Interesting. And when we think about advisory boards are just being used in so many different ways in the market today, much broader than what we would’ve anticipated years ago with the rise of corporatized advisory boards in the corporate sector, what do you think is really driving that?

Peter Bagge:

I think there’s a lot of pressure on the governance boards today where they get more and more to deal with and it’s tremendous the amount of things that they have to prepare ahead of a board meeting and maybe a topic like we would spend half a day on as an advisory board gets 10 minutes on the governance board. And what that means is that you never get to that level where you are able to execute new ideas unless you take it in-house. And that’s where the external advisory board comes in that says, look, let us help you facilitate the process of identifying something and give it more time, as opposed to a governance board that basically would not have the time or maybe even the energy to do this unless you establish sub projects, subcommittees and so on.
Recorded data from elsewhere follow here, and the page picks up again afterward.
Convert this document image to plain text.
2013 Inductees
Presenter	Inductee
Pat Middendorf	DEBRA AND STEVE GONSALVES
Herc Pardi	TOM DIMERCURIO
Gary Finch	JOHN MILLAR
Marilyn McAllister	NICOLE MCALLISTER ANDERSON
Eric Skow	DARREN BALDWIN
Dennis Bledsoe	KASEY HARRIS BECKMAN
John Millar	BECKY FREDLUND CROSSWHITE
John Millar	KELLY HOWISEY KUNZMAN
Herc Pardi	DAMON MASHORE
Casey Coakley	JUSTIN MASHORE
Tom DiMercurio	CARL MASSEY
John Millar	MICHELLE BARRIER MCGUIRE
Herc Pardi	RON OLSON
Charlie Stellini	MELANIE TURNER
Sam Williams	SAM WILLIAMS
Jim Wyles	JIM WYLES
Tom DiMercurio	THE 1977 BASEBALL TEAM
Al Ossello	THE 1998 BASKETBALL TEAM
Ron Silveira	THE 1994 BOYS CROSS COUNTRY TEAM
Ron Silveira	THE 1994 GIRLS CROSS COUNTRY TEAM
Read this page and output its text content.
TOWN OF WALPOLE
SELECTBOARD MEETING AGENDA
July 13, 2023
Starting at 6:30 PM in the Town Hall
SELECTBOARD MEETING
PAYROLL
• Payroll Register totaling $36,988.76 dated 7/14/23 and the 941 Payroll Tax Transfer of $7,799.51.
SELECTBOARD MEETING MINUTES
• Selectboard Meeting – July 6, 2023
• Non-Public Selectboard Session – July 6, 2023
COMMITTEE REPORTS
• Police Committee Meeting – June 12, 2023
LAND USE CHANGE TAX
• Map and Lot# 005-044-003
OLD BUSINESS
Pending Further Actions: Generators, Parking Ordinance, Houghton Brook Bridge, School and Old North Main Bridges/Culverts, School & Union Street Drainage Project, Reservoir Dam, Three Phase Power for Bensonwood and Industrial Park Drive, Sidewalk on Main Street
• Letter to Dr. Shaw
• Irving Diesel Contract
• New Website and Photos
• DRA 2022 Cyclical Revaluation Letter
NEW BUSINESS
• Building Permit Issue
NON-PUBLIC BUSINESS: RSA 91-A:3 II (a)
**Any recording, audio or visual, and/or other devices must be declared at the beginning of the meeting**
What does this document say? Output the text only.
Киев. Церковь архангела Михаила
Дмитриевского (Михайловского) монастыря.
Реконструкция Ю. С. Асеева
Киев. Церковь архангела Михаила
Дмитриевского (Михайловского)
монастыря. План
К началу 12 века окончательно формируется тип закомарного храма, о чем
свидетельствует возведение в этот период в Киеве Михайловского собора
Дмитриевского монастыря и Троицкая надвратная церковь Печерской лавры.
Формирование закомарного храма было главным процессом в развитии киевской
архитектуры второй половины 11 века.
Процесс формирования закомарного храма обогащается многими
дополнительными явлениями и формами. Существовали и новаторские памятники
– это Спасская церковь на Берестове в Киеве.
So that’s where I see that the real value is

Louise Broekman:

Interesting. So it’s a really important point, isn’t it, the difference between an advisory board and a committee type structure and carefully navigating what’s the right approach for particular environments. If we think about that whole experience that you’ve gone through, Peter, you’ve been inside organizations and growing organizations as a c-suite executive and then chairing advisory boards sitting on both sides of the fence. When you consider organizations bringing on an advisory board, what do you think they need to consider when evaluating the need for bringing that external input internally?

Peter Bagge:

I think what often happens is that you get too bogged down in the day-to-Day business, first of all. So you don’t get the right people to the table in the first place and you don’t allocate enough time to solve a problem. So obviously you need to have a challenge or a problem that you’ve tried to solve and you haven’t been successful doing it, or you feel that there’s more to it than you can just identify internally. And that’s where I think the external party comes in that brings that different aspect to the table. That brings maybe even a different methodology of going about it where you basically have, as we call it, the scope of the project and that’s our north star that we are all working towards. But often I think having been in the senior leadership roles, you forget that North Star you basically, you try and do some improvements here and there, but getting the external viewpoint in and helping facilitate it to me has been an eye-opener, both for me but also for the company that I’m working for, that we are actually achieving results a lot faster that I think I would’ve been able to deliver myself.

Louise Broekman:

Interesting. So that whole knowledge and experience that you’ve gained in multinationals, now that you are on the outside, you’re able to still add value to that because you understand the dynamics that they’re dealing with internally as well, Peter?

Peter Bagge:

Yeah, absolutely. I mean, that experience sitting on both side of the table is definitely valuable, right? Because I can feel the pain that they have and when they go into some of the meetings, it starts out being very day-to-Day operational topics that as an external party you’re like, let’s just try and extract this and get to something that is more long-term, more impactful means because I know what you’re going through right now, but let’s just see if there’s other way to solve the problem.

Louise Broekman:

And that’s when you’re external, you’ve got permission to be able to do that.

Peter Bagge:

You absolutely do.

Louise Broekman:

Peter, keep on doing the great work that you’re doing and I’m looking forward to developing some case studies with you over time as we’re really starting to see the output from these advisory boards.

Peter Bagge:

Absolutely. I look forward to that. Louis, thank you so much.